There are two types of matching: matching between RTs and enterprises, and matching between providers and demanders. First, we need to generate RTs according to the generation rule, and then allocate them to enterprises. At this moment, some enterprises may have insufficient RS to fulfill their RT while others with few or no RTs have excess RSs. The former are referred to as demanders while the latter providers. Though sharing RTs and RSs, both demanders and providers can have a higher profit. The next step is to match demanders with providers according to the pre-defined matching algorithm. After matching, enterprises fulfill their RTs collaboratively.
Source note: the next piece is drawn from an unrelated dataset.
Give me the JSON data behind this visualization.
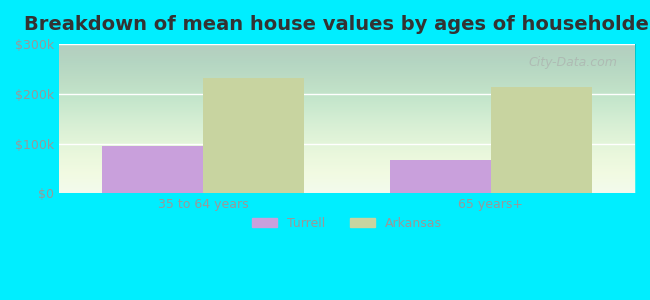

4.3 After-Execution of RTs

At the end of each time step, a certain RTs will be completed. At this moment, each enterprise computes its profit or utility based on the profit or utility function. The operator also computes its profit or utility. At the same time, demanders evaluate the shared RSs and demanders and providers can also mutually evaluate. A CMfg system may also have an evaluation system. Finally, an enterprise may also improve their RSs or eliminate the inferior RSs, whose maintenance cost is higher than the profit they bring. The enterprises that cannot make profits may also be eliminated from the system. According to the RS transaction, enterprises update their cooperation relationship, which can have important influence on future business interactions (e.g., partner selection).

5 Conclusions

In this paper, we propose a modeling framework for RS sharing in CMfg. The relevant factors are systematically summarized, and the procedure for modeling a system of CMfg RS sharing is presented.
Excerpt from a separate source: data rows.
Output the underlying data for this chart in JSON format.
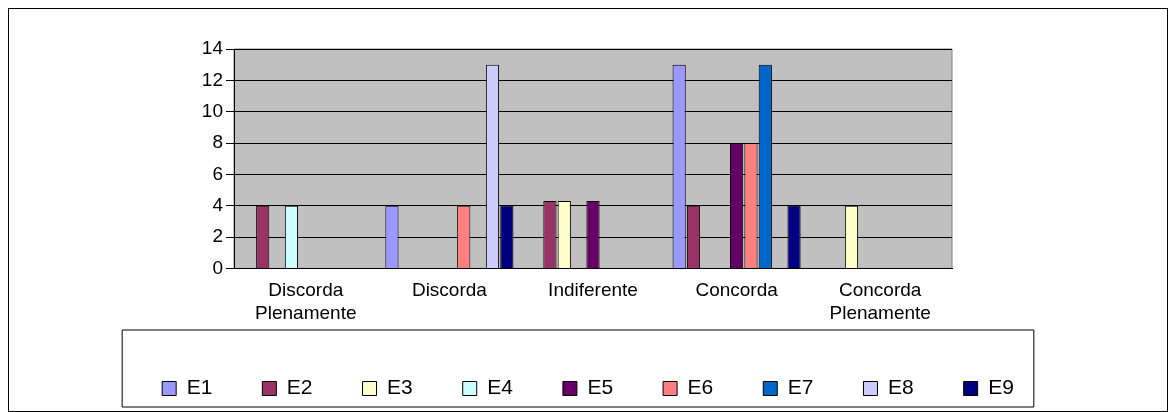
{
  "chart_data": {
    "type": "bar",
    "categories": [
      "Discorda Plenamente",
      "Discorda",
      "Indiferente",
      "Concorda",
      "Concorda Plenamente"
    ],
    "series": [
      {
        "name": "E1",
        "color": "#9999ff",
        "values": [
          0,
          4,
          0,
          13,
          0
        ]
      },
      {
        "name": "E2",
        "color": "#993366",
        "values": [
          4,
          0,
          4.3,
          4,
          0
        ]
      },
      {
        "name": "E3",
        "color": "#ffffcc",
        "values": [
          0,
          0,
          4.3,
          0,
          4
        ]
      },
      {
        "name": "E4",
        "color": "#ccffff",
        "values": [
          4,
          0,
          0,
          0,
          0
        ]
      },
      {
        "name": "E5",
        "color": "#660066",
        "values": [
          0,
          0,
          4.3,
          8,
          0
        ]
      },
      {
        "name": "E6",
        "color": "#ff8080",
        "values": [
          0,
          4,
          0,
          8,
          0
        ]
      },
      {
        "name": "E7",
        "color": "#0066cc",
        "values": [
          0,
          0,
          0,
          13,
          0
        ]
      },
      {
        "name": "E8",
        "color": "#ccccff",
        "values": [
          0,
          13,
          0,
          0,
          0
        ]
      },
      {
        "name": "E9",
        "color": "#000080",
        "values": [
          0,
          4,
          0,
          4,
          0
        ]
      }
    ],
    "ylim": [
      0,
      14
    ],
    "yticks": [
      0,
      2,
      4,
      6,
      8,
      10,
      12,
      14
    ],
    "grid": "y",
    "legend": "bottom"
  }
}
RS sharing is one of the most important purposes of CMfg, which determines the performance and efficiency of a CMfg system. Hence, the research on methods and mechanisms of CMfg resource service sharing is significant, which, however, is challenged by the complexity of a CMfg system. In this regard, complex systems modeling and simulation provide a feasible and effective means. In order to apply this approach, we need to first find out the influencing factors for modeling a CMfg RS sharing system, as well as the basic modeling procedure. However, so far, there is no work directly dealing with such an important research issue. The current work, to some extent, bridges this gap and thus can provide some guidance for the future research on CMfg RS sharing.